Reflux nephropathy and pregnancy.

作者信息

Jungers P, Houillier P, Forget D

出版信息

Baillieres Clin Obstet Gynaecol. 1987 Dec;1(4):955-69. doi: 10.1016/s0950-3552(87)80044-5.

Abstract

Reflux nephropathy is one of the most frequent renal diseases encountered in women of childbearing age. Patients with severe bilateral atrophy are the most likely to develop proteinuria, hypertension, focal glomerular sclerosis and progressive chronic renal failure, and those with persistent vesicoureteral reflux are the most likely to suffer recurrent pyelonephritic episodes. Often the disease is clinically latent and first manifests itself in pregnancy, mainly by urinary tract infection but also by proteinuria, hypertension, pre-eclampsia or renal failure. Pregnancy is most often successful and uneventful whenever renal function is normal or near normal and hypertension is absent at conception.
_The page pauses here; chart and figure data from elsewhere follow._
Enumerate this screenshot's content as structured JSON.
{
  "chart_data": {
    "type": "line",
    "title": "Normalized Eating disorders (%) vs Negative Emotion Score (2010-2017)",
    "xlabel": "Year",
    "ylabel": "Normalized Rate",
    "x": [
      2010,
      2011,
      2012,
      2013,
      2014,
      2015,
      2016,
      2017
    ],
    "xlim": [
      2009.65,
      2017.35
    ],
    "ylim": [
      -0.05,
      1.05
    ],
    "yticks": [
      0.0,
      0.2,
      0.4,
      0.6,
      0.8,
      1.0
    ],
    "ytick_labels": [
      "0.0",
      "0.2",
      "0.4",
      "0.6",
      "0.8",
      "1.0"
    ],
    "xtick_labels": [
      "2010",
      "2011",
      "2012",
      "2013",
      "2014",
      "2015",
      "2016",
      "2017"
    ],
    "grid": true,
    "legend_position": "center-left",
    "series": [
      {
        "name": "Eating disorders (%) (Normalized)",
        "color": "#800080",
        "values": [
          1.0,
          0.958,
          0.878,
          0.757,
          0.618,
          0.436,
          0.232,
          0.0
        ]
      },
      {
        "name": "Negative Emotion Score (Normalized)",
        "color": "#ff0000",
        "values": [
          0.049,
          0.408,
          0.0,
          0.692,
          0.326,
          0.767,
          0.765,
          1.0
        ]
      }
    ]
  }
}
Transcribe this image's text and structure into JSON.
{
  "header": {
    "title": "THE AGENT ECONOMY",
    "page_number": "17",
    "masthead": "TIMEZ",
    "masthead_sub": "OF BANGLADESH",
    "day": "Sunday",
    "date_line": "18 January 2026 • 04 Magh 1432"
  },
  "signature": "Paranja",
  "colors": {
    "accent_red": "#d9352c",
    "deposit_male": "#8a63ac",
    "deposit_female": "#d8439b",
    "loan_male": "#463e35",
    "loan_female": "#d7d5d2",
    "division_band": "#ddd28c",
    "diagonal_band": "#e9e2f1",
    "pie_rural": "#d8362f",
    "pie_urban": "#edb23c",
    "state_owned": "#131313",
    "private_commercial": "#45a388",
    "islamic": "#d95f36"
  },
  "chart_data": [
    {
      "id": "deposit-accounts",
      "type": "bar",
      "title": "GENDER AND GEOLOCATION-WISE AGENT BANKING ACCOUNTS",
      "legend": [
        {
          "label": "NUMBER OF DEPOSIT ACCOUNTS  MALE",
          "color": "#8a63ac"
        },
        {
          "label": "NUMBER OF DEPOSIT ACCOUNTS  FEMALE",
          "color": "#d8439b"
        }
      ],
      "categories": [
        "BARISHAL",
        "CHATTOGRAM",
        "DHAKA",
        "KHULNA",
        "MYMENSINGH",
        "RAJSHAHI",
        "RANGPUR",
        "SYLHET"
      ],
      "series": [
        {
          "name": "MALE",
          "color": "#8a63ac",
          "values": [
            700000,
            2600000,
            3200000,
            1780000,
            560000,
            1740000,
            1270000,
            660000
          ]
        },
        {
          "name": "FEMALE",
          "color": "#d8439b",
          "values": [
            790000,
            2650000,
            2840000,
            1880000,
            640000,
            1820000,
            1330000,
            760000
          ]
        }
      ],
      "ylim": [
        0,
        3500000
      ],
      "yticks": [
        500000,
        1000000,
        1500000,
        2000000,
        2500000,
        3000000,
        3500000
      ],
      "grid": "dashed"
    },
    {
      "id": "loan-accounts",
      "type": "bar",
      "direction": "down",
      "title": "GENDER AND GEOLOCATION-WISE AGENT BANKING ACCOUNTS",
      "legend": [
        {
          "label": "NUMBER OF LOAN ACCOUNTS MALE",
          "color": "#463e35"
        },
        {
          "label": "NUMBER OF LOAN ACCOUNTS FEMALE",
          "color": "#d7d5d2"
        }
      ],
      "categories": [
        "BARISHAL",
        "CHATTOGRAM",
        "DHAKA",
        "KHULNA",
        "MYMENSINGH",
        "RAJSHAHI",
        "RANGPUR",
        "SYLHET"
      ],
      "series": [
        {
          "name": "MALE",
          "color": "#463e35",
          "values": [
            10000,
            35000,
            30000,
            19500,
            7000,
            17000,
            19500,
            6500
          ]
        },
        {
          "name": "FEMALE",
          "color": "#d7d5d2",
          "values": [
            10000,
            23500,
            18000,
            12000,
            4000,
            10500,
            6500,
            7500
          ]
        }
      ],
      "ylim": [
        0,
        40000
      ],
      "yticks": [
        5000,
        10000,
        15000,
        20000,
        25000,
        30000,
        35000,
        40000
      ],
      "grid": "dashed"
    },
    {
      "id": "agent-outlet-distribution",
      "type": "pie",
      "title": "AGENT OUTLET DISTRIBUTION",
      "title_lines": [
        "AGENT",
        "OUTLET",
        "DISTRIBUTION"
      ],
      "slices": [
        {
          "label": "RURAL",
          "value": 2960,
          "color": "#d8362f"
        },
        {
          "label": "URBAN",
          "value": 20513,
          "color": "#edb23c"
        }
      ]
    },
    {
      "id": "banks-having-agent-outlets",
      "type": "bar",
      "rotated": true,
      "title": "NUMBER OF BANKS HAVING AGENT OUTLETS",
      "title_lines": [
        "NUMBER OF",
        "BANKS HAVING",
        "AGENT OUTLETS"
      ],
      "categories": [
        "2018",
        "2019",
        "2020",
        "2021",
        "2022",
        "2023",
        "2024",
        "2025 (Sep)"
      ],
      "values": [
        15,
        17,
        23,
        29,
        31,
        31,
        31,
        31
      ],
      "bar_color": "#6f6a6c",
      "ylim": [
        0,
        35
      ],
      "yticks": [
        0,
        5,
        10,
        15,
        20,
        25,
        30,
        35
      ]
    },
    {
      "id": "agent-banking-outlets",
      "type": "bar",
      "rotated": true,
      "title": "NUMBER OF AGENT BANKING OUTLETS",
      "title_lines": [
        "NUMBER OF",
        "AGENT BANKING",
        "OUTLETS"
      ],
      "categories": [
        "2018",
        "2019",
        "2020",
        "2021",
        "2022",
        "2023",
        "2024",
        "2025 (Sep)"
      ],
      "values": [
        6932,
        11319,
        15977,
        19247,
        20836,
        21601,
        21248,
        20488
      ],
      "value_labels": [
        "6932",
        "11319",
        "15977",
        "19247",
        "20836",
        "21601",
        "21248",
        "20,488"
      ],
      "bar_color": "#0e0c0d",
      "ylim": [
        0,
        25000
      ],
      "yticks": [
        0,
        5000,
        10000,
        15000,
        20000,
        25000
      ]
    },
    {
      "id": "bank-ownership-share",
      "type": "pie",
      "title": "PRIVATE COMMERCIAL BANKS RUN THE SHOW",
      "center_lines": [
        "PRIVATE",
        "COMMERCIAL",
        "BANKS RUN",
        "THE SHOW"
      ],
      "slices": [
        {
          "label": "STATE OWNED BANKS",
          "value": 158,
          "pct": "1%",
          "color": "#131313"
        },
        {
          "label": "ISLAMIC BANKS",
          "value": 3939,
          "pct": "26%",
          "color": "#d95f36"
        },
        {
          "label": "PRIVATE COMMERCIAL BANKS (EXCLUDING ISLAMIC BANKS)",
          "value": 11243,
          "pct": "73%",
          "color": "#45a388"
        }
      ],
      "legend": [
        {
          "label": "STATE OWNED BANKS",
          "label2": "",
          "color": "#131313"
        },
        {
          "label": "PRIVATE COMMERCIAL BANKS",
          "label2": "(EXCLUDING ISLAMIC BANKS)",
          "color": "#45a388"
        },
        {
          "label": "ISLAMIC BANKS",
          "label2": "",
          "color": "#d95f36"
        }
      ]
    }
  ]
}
Urinary tract infection accounts for frequent morbidity but rarely results in fetal mortality. By contrast, when renal function is significantly impaired, that is in patients whose plasma creatinine concentration is in excess of 0.18-0.20 mmol/l at conception, especially when hypertension is also present, there is clearly a high risk of severe fetal growth retardation or intrauterine death. Moreover, there is a striking risk of rapid worsening of renal function and hypertension, with accelerated progression towards end-stage renal failure. Thus, women with reflux nephropathy should attempt to conceive before the plasma creatinine concentration has reached 0.18 mmol/l, and patients with values higher than these should be clearly advised of the high risk for both the pregnancy and the progression of the disease.

摘要

反流性肾病是育龄期女性中最常见的肾脏疾病之一。双侧严重萎缩的患者最易出现蛋白尿、高血压、局灶性肾小球硬化和进行性慢性肾衰竭,而持续性膀胱输尿管反流的患者最易反复发生肾盂肾炎。该病通常在临床上呈隐匿性,首次表现多在孕期,主要表现为尿路感染,也可出现蛋白尿、高血压、先兆子痫或肾衰竭。只要肾功能正常或接近正常且受孕时无高血压,妊娠大多成功且顺利。尿路感染是常见的发病原因,但很少导致胎儿死亡。相比之下,当肾功能显著受损时,即受孕时血浆肌酐浓度超过0.18 - 0.20 mmol/l的患者,尤其是同时伴有高血压时,明显存在严重胎儿生长受限或宫内死亡的高风险。此外,肾功能和高血压有迅速恶化的显著风险,会加速进展至终末期肾衰竭。因此,反流性肾病女性应在血浆肌酐浓度达到0.18 mmol/l之前尝试受孕,对于高于此值的患者,应明确告知其妊娠及疾病进展的高风险。